Sally will create History Suitcases that can be borrowed by schools and home school groups. Each suitcase will have artifacts, photos, books and other items that students can touch, read, examine and learn from. We also decided to expand our outreach to the community as we begin doing more events at the Village starting this winter. For you not to miss anything, get on our email list so you can receive quarterly newsletters. You can ‘like’ the Tobacco Board of History Facebook page as we will have updates there. And of course we will be putting our quarterly calendar in the newspaper.
We are also building our lists of volunteers. There are summer docents for the museum, quilters, archivists and individuals to help with small repairs and some grounds maintenance. Obviously we need more. People who like to help organize events, help get our calendar out, fix things that need fixing (yes, the teeter totter is on the list), do demonstrations in the summer of skills we don’t want lost.

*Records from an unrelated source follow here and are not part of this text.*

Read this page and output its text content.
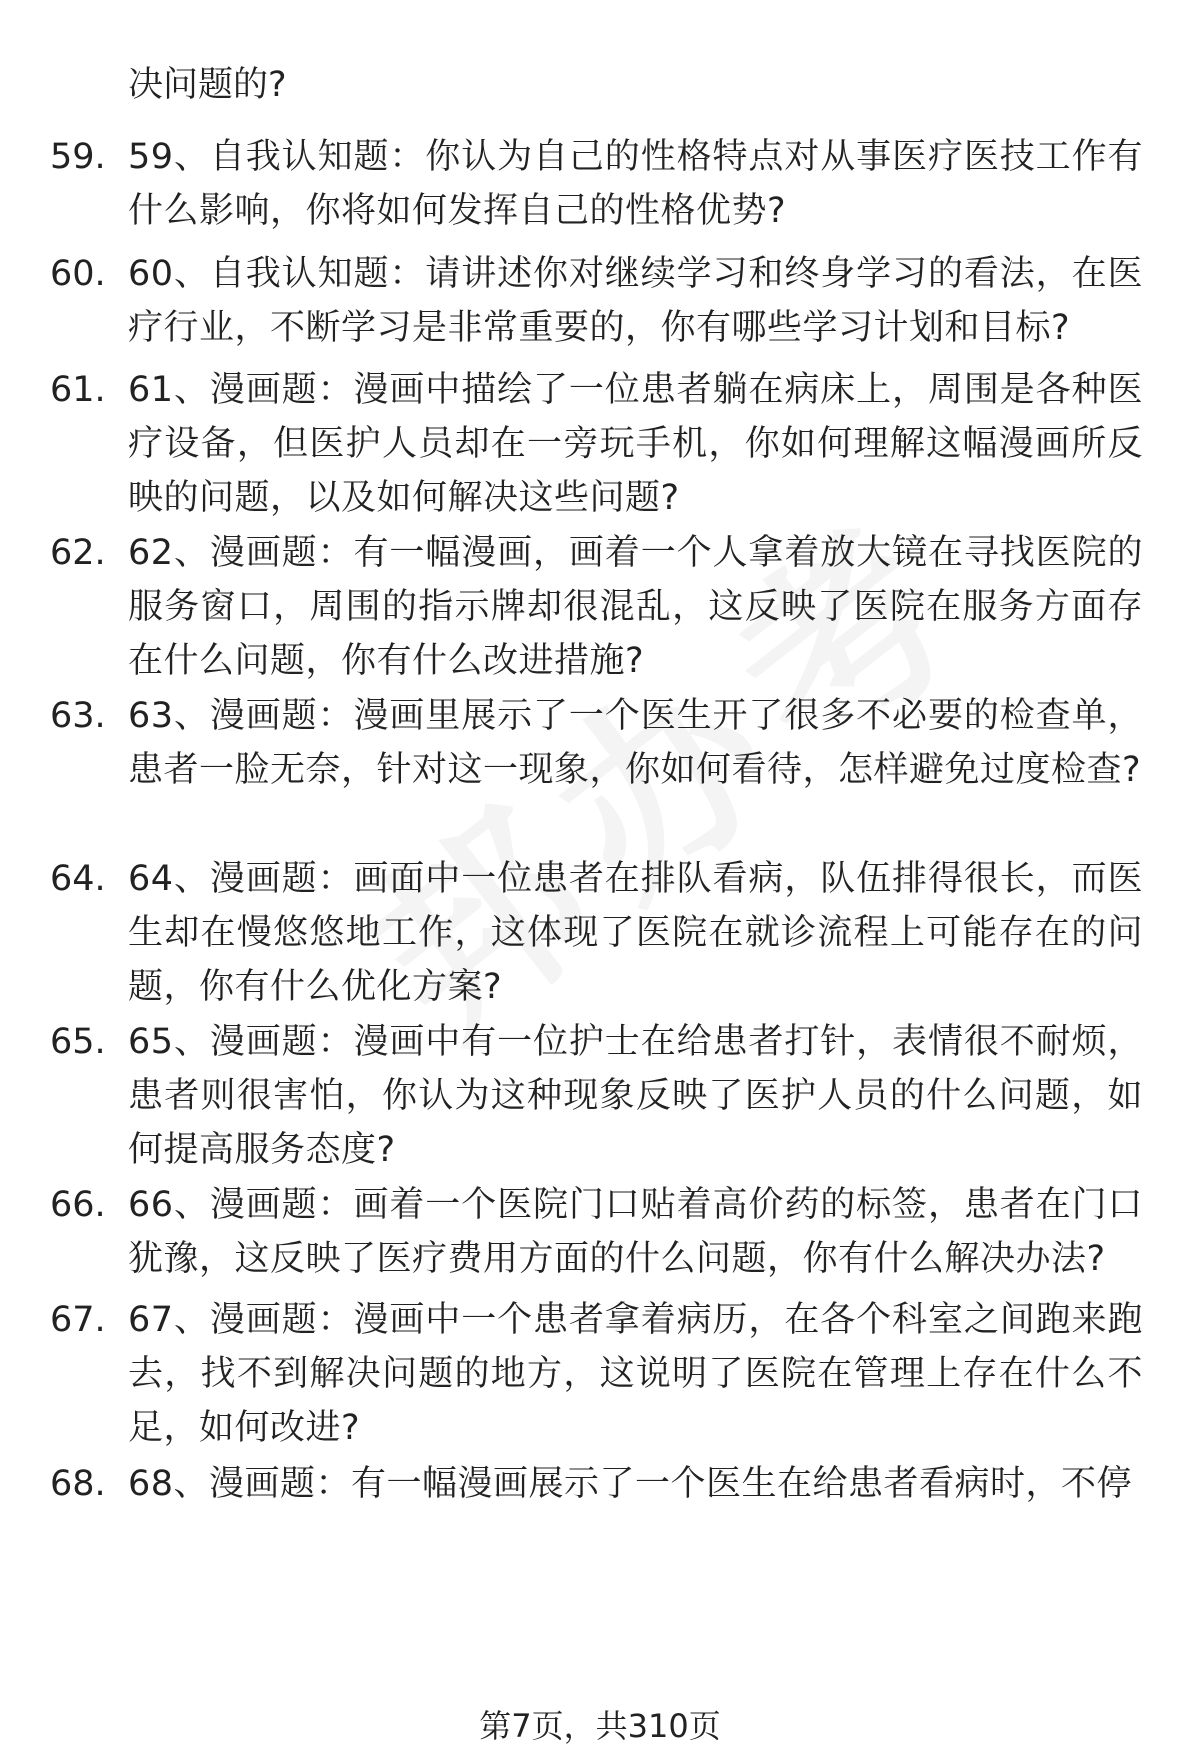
决问题的?

59. 59、自我认知题：你认为自己的性格特点对从事医疗医技工作有什么影响，你将如何发挥自己的性格优势?
60. 60、自我认知题：请讲述你对继续学习和终身学习的看法，在医疗行业，不断学习是非常重要的，你有哪些学习计划和目标?
61. 61、漫画题：漫画中描绘了一位患者躺在病床上，周围是各种医疗设备，但医护人员却在一旁玩手机，你如何理解这幅漫画所反映的问题，以及如何解决这些问题?
62. 62、漫画题：有一幅漫画，画着一个人拿着放大镜在寻找医院的服务窗口，周围的指示牌却很混乱，这反映了医院在服务方面存在什么问题，你有什么改进措施?
63. 63、漫画题：漫画里展示了一个医生开了很多不必要的检查单，患者一脸无奈，针对这一现象，你如何看待，怎样避免过度检查?
64. 64、漫画题：画面中一位患者在排队看病，队伍排得很长，而医生却在慢悠悠地工作，这体现了医院在就诊流程上可能存在的问题，你有什么优化方案?
65. 65、漫画题：漫画中有一位护士在给患者打针，表情很不耐烦，患者则很害怕，你认为这种现象反映了医护人员的什么问题，如何提高服务态度?
66. 66、漫画题：画着一个医院门口贴着高价药的标签，患者在门口犹豫，这反映了医疗费用方面的什么问题，你有什么解决办法?
67. 67、漫画题：漫画中一个患者拿着病历，在各个科室之间跑来跑去，找不到解决问题的地方，这说明了医院在管理上存在什么不足，如何改进?
68. 68、漫画题：有一幅漫画展示了一个医生在给患者看病时，不停
第7页，共310页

And an archival room is in the plan! This would be a space that is secure, temperature and humidity controlled and with a place for individuals to do research. This has been needed for some time and now we are ready to take it on – find someone to do the design, raise the funds to build it, and then move the files, boxes and other archival materials into the new space. Once this is completed (remember this is a three year plan) it will open more room in the Fewkes store museum to expand the exhibits there.
We are definitely springing into Fall.
What do New York City, Gee’s Bend, Alabama and Eureka, Montana have in common? Beautiful handmade quilts. On a recent trip to the Big Apple, I was fortunate enough to see an exhibit at the Metropolitan Museum of Art entitled Souls Grown Deep. Part of this exhibit featured quilts from Gee’s Bend, Alabama. In 1998, folk art collector William Arnett happened to be going through a small town in southern Alabama and noticed quilts on clotheslines. They were so striking, he stopped to get information about them and eventually bought some. Later he arranged for over seventy quilts made by the women in Gee’s Bend to be part of an exhibit that traveled nationally. They were shown in art museums from Washington, DC to San Francisco, from Houston to Boston. There are books and videos about these quilts and the women who made them. In 2006, the US Postal Service even came out with a set of postage stamps that featured images of the quilts. So for me, it was a remarkable moment to stand in the Met and see six of them displayed. I was so tempted to touch them, lift a corner to see what the back quilting looked like, run my fingers over the colors. But of course I didn’t.
Standing there brought so many thoughts and emotions about the women in Gee’s Bend, about the women who sew quilts in the Historical Village, about the fabrics used in all of these quilts, the friendships as quilters sit together sewing, the designs, the stitches, the talk. Especially this time of year as fall sets in and the quilters at the Historical Village begin meeting on Fridays, we get into a rhythm that will take us through the winter and into spring. Here in Eureka, those of us who quilt with this group are ready to start up again. Whether our quilts will ever grace the walls of the Metropolitan Museum of Art doesn’t matter. Mostly we want our stitches to be even and the knots hidden.